Desperate young Gazans at dead end

In the Sahara stretch between Egypt and Libya, human tragedies play out every day.

Palestinian expatriates receive Facebook messages every day from relatives and friends in Gaza pleading with them to help one of their young people travel to Egypt or get him a visa to anywhere or buy him a ticket to Latin America or Asia where an entry visa is not required.

Many of the pleas are motivated by heart-wrenching reasons. In Gaza, there are about 200,000 university graduates, in all specialties, who are forced by need to eke out their daily living working as itinerant sellers or doing back-breaking jobs for little money.

Those who thought themselves lucky to have escaped to Egypt or Turkey find themselves piled up in Cairo or Istanbul waiting for their passports to return from Gaza. They sent their passports to Gaza so their families could buy them visas to “friendly” Turkey.

Often, the money for visas is borrowed or raised through contributions by members of the extended family. Once they are in Istanbul, these “lucky” Gazans find themselves stuck, not able to move on to their intended final destinations in Europe. Life then becomes difficult.

Very often they can’t find jobs in the exhausted Turkish job market and they don’t have enough funds to pay for the return trip to Gaza. Those stuck in Egypt are often unable to pay the penalty for overstaying their permit and therefore cannot leave the country.

Young Gazans stuck in Turkey are hoping to make enough money to pay smugglers to get them to the Greek side. Those who can get the funds are surprised to find surviving in the Greek market almost impossible. The Greeks are no angels and often the refugees must pay dearly to get to Europe.

Greece has its own problems and, were it not for the quick reaction of international agencies, which went to the aid of the refugees stuck in Greece, a human disaster would have been inevitable. Amid deadly cold weather, hundreds of Syrian families and other refugees found themselves crammed in small summer tents on top of almost bare and uninhabited islands. As donations and contributions run dry, international relief agencies are finding it extremely hard to continue their humanitarian work.

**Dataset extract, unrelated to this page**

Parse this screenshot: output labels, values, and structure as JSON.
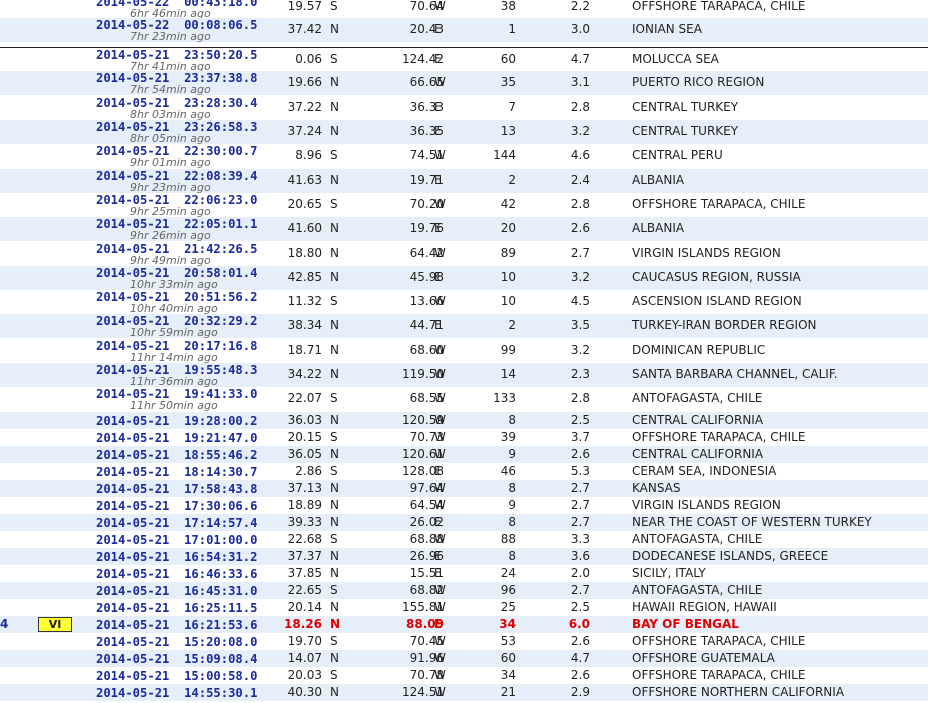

On his way to Europe, the Gazan refugee often falls victim to unscrupulous schemes and heartless gangs who prey on human misery. Here, Gazans are not alone. They join thousands of other refugees from countries governed by corrupt thieves. The escape routes taken by these poor people are often dangerous, especially when these routes intersect security checkpoints weary of terrorists and their movements.

In the Sahara stretch between Egypt and Libya, human tragedies play out every day. I heard blood-curdling stories of migrants being lost in the desert for days, abandoned by smugglers, and whose only wish is no longer to get to the seacoast but just to get a drop of water.

On the path of tears of illegal migration, there are many service providers. The poor wretches can do nothing but buy these services even when they know that they might lead them to death. The unscrupulous service providers are not always whom you expect.

The Turks, for example, know that buyers in Gaza of entry visas to Turkey intend to migrate and so do the Egyptians and the Greeks and the Malaysians. As soon as a refugee arrives in Kuala Lumpur en route to another destination, he’s asked to pay residency fees or exit and re-entry fees.

What is surprising and sad at the same time is that these markets for refugee traffic are in Muslim countries, not Christian and not Jewish, but Muslim countries of oppression and human ingratitude. It’s a great paradox that Muslim refugees prefer to migrate to democratic countries with Christian majorities because they are sure to be met with kindness and compassion.

It is also painful to note that many of the middlemen in this trafficking in human misery are connected to the official system in their respective countries. To add to the paradoxes, officialdom in those countries is often the loudest in voicing an unwavering devotion to the Palestinian cause and boundless empathy towards Gaza and its inhabitants.

To top everything, it is difficult to ignore that the first guilty parties in this tragedy are Palestinian officials. These people never stop lamenting the fate of Palestine while giving fiery speeches of resistance. In deeds, however, it is a different story.

Palestinian President Mahmoud Abbas, for example, is fighting the “deal of the century” by closing more horizons in the face of Palestinians or by announcing that the Palestinian Authority has come to an almost total agreement with the Israeli internal security agency Shabak.  It is as if Abbas and the others are doing their best to depopulate Gaza, drive the educated youth out and let families become extinct.

That way, everybody is relieved of the problem and Gaza would be turned into a beach and vacationing spot for the Palestinian officials and their families and friends, as well as for the companies that would be offered the opportunity to exploit the natural gas off Gaza’s coast. Hamas would benefit because it would be spared the embarrassment of admitting its failure in managing Gaza’s affairs and of abandoning its broken dream of establishing a mini-state for the Muslim Brotherhood in the Gaza Strip.

The more Gazans cry for help, the more they are oppressed politically and ignored by the so-called free world. Their plight will worsen because, in the grand evil schemes of their fate, they must reach a point where any deal with Israel would seem to be the ultimate and only lifebuoy available to them in an angry ocean.

Adly Sadeq is a Palestinian writer and political analyst.